LL-37observational2020

Membrane interactions of antimicrobial peptide-loaded microgels.

Journal of colloid and interface science

confidence

Key findings

LL-37 membrane interactions dominated by released peptide; microgel-loaded LL-37 showed sustained release, affecting peptide localization and bilayer structure.

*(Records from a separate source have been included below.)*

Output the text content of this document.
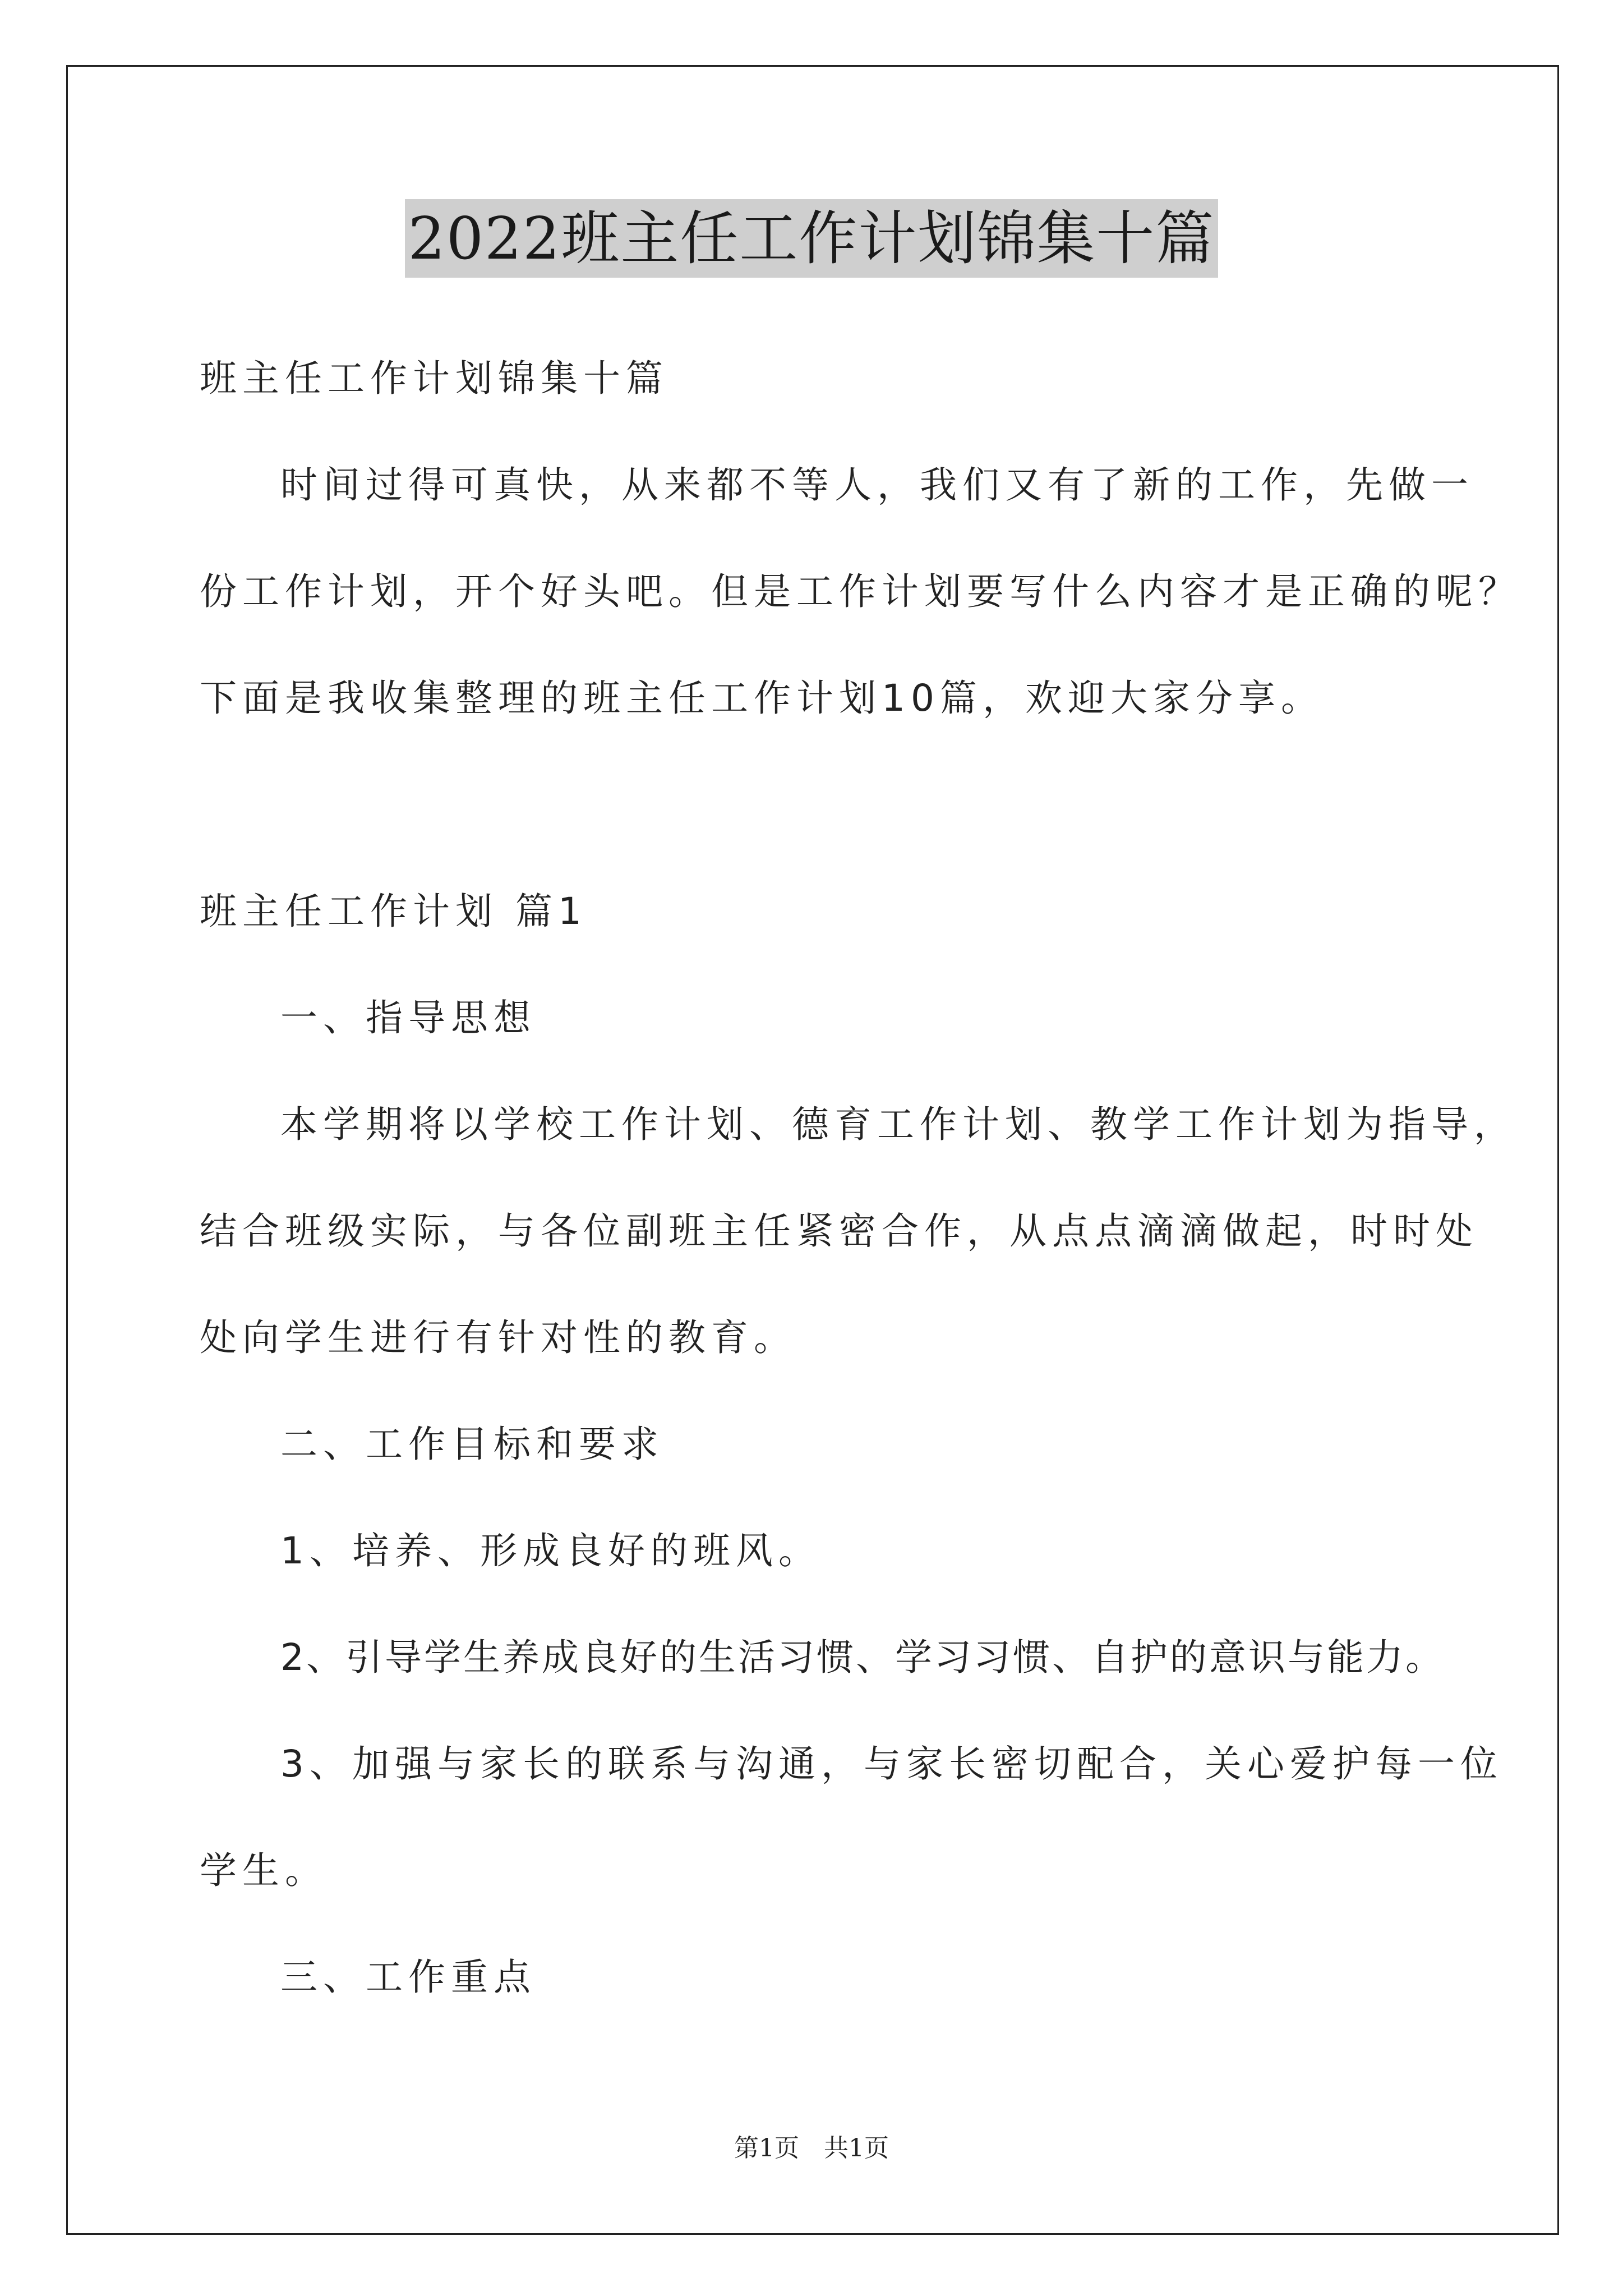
2022班主任工作计划锦集十篇
班主任工作计划锦集十篇
时间过得可真快，从来都不等人，我们又有了新的工作，先做一
份工作计划，开个好头吧。但是工作计划要写什么内容才是正确的呢？
下面是我收集整理的班主任工作计划10篇，欢迎大家分享。
班主任工作计划 篇1
一、指导思想
本学期将以学校工作计划、德育工作计划、教学工作计划为指导，
结合班级实际，与各位副班主任紧密合作，从点点滴滴做起，时时处
处向学生进行有针对性的教育。
二、工作目标和要求
1、培养、形成良好的班风。
2、引导学生养成良好的生活习惯、学习习惯、自护的意识与能力。
3、加强与家长的联系与沟通，与家长密切配合，关心爱护每一位
学生。
三、工作重点
第1页　共1页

View source on PubMed (PMID 31855795) ↗

Sample size
Not reported
Population
In vitro lipid membrane model (neutron reflectometry, FTIR-ATR, ellipsometry, CD experiments)
Dosing
LL-37 at 0.3 and 5.0 µM; microgel-loaded LL-37
Duration
Not reported
Route
In vitro
Blinding
not_reported
Controls
none
Drug class
antimicrobial peptide
Full abstract

In the present study, lipid membrane interactions of anionic poly(ethyl acrylate-co-methacrylic acid) (MAA) microgels as carriers for the cationic antimicrobial peptide LL-37 (LLGDFFRKSKEKIGKEFKRIVQRIKDFLRNLVPRTES) were investigated. In doing so, neutron reflectometry (NR), Fourier-transform infrared spectroscopy with attenuated total reflection (FTIR-ATR), zeta potential, ellipsometry, and circular dichroism spectroscopy (CD) experiments were employed to investigate the relative importance of membrane interactions of peptide-loaded microgel particles and of released peptide. For the free peptide, NR results showed membrane binding occurring preferentially in the tail region in a concentration-dependent manner. At low peptide concentration (0.3 μM) only peptide insertion in the outer leaflet was seen, however, pronounced membrane defects and peptide present in both leaflets was observed at higher peptide concentration (5.0 μM). LL-37 loaded into MAA microgels qualitatively mirrored these effects regarding both peptide localization within the membrane and concentration-dependent defect formation. In addition, very limited membrane binding of microgel particles was observed, in agreement with FTIR-ATR and liposome leakage results. FTIR-ATR showed LL-37 to undergo α-helix formation on membrane insertion, also supported by CD results, the kinetics of which was substantially reduced for microgel-loaded LL-37 due to sustained peptide release. Together, these findings demonstrate that membrane interactions for microgel-loaded LL-37 are dominated by released peptide, but also that slow release of microgel-loaded LL-37 translates into kinetic effects on peptide-membrane interactions, relating to both peptide localization within the bilayer, and to bilayer structure.